What is more important to this ongoing discussion of educational technology is that we were going to see some well-known constellations tonight. What is interesting about constellations, also known as asterisms, is that although they look two dimensional, they are actually many light years apart. If you were to move closer to the asterism, it would appear to shift and distort. What you see and how you make sense of the pattern depends on your perspective. That is a basic construct.

This afternoon, after a walk under some trees, I noticed something wriggling on my shirt. It was a bug of some sort. Unfortunately, it was too small for me to see with my glasses off and too blurry for me to see with them on. My perspective was not working properly to allow me to get a good understanding of what I was seeing.

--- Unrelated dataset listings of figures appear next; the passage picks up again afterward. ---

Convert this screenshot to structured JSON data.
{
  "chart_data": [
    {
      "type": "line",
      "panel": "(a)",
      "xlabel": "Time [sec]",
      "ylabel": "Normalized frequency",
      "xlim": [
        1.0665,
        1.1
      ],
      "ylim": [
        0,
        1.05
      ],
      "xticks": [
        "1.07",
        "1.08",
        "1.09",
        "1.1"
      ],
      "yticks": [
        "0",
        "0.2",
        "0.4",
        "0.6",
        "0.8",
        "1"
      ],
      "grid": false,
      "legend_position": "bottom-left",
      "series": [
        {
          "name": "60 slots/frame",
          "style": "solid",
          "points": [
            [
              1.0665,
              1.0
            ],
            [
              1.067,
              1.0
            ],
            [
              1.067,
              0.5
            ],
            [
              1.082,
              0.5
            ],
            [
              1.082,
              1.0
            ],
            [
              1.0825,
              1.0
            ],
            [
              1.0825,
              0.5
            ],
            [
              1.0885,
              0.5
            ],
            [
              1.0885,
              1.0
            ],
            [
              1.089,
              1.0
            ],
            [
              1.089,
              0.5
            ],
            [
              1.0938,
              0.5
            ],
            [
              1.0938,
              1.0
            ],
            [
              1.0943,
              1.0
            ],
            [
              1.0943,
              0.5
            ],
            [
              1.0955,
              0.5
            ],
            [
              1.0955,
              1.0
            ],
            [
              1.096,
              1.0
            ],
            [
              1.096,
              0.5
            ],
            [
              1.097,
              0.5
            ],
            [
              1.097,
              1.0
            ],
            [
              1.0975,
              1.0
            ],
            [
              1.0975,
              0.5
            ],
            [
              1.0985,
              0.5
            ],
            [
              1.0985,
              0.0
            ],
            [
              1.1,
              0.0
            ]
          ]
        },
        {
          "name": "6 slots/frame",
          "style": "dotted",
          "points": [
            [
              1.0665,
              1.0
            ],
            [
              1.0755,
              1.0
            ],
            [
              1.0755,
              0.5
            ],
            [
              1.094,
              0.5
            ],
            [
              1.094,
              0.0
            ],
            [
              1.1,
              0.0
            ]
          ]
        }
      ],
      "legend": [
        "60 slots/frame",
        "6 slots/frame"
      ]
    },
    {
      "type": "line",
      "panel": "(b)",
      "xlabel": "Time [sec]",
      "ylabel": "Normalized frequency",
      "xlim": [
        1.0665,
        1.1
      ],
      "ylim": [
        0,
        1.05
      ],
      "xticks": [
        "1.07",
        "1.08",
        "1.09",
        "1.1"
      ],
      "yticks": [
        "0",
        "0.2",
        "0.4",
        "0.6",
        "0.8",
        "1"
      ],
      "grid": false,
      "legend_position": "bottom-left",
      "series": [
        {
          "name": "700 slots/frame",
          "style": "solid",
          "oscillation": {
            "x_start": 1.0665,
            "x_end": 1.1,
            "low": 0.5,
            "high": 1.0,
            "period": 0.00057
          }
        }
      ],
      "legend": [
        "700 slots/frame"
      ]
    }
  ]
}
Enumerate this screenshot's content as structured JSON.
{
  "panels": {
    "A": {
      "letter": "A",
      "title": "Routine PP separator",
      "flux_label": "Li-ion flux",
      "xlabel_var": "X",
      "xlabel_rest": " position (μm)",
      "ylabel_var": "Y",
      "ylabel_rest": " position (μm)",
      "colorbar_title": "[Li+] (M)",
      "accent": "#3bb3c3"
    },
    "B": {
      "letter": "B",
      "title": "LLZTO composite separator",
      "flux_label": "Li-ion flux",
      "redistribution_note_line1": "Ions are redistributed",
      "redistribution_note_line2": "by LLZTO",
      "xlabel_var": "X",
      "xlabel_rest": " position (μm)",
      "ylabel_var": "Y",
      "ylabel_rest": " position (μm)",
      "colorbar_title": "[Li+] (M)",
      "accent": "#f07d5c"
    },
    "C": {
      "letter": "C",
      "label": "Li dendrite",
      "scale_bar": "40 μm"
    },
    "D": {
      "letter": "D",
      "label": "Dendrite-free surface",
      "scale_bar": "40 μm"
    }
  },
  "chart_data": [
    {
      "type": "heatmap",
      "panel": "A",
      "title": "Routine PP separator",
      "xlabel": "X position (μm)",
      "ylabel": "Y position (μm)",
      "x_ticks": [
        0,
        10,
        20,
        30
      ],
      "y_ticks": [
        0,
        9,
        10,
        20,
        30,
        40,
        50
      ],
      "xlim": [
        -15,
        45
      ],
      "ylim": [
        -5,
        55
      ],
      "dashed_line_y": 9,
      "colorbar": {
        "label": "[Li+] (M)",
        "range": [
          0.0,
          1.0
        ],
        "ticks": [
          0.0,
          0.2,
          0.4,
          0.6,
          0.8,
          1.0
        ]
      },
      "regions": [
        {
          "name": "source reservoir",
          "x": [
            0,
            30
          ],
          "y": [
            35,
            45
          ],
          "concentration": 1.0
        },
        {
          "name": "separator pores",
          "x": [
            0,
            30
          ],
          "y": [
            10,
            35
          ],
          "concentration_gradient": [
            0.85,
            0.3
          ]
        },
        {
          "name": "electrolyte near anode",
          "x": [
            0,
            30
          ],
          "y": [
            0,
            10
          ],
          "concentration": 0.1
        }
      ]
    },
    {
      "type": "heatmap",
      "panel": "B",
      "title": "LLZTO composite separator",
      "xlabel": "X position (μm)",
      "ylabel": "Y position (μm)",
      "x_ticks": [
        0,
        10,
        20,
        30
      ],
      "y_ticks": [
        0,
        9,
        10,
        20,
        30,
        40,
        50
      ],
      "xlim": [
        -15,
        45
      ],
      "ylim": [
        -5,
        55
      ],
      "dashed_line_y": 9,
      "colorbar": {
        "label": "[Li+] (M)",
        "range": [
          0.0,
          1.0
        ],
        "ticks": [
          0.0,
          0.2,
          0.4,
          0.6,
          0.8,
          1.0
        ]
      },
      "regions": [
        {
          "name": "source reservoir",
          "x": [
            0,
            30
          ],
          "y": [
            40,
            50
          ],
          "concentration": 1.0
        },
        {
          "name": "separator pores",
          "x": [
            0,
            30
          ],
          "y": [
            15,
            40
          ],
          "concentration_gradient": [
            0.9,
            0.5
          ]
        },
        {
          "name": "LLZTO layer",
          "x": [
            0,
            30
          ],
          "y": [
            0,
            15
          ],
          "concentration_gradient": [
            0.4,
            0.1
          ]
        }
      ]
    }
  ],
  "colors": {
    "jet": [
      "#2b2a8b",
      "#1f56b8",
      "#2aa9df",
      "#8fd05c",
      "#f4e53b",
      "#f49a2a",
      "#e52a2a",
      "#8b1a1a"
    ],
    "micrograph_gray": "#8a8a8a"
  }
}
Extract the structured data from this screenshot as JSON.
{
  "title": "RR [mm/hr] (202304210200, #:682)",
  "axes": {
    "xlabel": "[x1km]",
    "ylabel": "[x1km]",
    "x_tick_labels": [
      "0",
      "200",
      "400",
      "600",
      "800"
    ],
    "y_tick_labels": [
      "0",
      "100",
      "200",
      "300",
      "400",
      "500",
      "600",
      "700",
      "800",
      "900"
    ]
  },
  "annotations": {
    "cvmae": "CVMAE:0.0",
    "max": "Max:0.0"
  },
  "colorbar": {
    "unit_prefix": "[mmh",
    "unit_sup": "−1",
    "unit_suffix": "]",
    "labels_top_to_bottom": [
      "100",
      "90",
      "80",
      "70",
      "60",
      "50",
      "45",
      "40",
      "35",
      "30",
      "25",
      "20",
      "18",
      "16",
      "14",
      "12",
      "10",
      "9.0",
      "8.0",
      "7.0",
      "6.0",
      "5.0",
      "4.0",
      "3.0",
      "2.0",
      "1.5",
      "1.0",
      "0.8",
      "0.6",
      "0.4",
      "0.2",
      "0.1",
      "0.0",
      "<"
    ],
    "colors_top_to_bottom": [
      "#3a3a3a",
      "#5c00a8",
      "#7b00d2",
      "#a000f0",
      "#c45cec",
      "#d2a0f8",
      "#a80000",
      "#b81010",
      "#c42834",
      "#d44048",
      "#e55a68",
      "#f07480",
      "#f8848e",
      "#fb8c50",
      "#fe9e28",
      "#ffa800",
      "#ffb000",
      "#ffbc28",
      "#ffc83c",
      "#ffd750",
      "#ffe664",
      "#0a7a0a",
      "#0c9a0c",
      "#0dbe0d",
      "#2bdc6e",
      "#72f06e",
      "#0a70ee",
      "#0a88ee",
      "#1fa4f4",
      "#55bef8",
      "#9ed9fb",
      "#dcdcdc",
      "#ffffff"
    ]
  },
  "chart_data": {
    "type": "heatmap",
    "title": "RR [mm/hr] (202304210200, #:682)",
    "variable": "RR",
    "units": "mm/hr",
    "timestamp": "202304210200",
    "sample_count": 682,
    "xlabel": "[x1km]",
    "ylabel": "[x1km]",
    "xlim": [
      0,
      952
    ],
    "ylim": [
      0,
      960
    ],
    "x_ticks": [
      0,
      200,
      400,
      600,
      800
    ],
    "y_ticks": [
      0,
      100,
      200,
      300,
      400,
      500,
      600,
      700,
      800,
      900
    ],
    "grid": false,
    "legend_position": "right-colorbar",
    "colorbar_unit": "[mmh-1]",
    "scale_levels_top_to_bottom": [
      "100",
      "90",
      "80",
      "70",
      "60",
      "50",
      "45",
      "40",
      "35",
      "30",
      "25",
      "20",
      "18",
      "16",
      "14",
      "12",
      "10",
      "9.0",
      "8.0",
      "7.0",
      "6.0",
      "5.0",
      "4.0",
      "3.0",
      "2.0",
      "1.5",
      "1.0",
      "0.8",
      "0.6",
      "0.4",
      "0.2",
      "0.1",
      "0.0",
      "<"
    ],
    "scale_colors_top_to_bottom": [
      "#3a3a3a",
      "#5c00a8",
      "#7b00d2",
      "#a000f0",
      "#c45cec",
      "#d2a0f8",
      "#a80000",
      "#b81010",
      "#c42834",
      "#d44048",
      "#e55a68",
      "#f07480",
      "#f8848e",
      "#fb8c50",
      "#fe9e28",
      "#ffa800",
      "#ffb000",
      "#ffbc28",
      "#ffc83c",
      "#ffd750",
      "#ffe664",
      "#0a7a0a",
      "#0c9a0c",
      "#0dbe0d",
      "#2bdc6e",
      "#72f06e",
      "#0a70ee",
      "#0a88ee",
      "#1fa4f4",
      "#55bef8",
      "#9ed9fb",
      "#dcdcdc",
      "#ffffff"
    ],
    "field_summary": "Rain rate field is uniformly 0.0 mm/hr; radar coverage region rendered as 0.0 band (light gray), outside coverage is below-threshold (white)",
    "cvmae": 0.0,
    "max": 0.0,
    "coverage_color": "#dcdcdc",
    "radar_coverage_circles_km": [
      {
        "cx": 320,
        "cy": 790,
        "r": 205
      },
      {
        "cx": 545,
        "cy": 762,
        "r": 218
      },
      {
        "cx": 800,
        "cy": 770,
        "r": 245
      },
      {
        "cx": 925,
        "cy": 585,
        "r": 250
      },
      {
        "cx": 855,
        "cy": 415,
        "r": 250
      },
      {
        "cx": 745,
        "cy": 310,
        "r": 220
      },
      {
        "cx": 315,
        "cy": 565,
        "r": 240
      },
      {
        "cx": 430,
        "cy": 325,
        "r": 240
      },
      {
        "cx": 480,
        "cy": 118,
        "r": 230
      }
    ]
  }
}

I have often suggested to my colleagues that educational technology adds an extension to your instructional reach. It is a tool to compensate for any weaknesses. If your vision is blurry, you will wear glasses. Glasses are a great tool. If you cannot reach something, you invest in a ladder. Ladders are great tools. If you want to spread paint on a wall, you get a paint roller or a brush. These tools can help you bring your vision to fruition.

Stars and bugs, ladders and paint rollers, perspectives and tools, all these are colliding together in my professional life. It has been my role and my honor to try to bring the new vision of using technology to assist teachers in the goals of their instruction. When the perspective is absent, my job is to try to inspire, spread contagion, and help my colleagues to draw their own conclusions about the use of technology in their fields of research and teaching.

On Friday, I finally finished my review of Online Instruction. I will save the detailed conclusions to tomorrow, but what I found was an opening. Each department appears to have a unique fingerprint, of sorts, in the manner in which they use online tools. One department uses, to exclusion of every other tool discussion lists and an online readings system from the university library called e-reserves. One department is almost in an identical pattern of use with the exception of a few outliers where one professor has taken on the challenge of using a course management system for a semester. Another department used a robust array of tools in gradually decreasing numbers. For example, 40 courses may use one tool, while 20 courses use two tools, and ten courses use 3 tools, and so on. This department has the potential to lead the way and to inspire colleagues in the college with what they are doing. This department can absorb the impact of a new tool by relying on peers for advice in how to implement it. They can also inspire each other to push the limits of the tools a little.

It appears that perspective is everything. If your department is communicating well, you will likely rely on one set of tools since that is the frame of reference in which you work and the environment to which you were hired.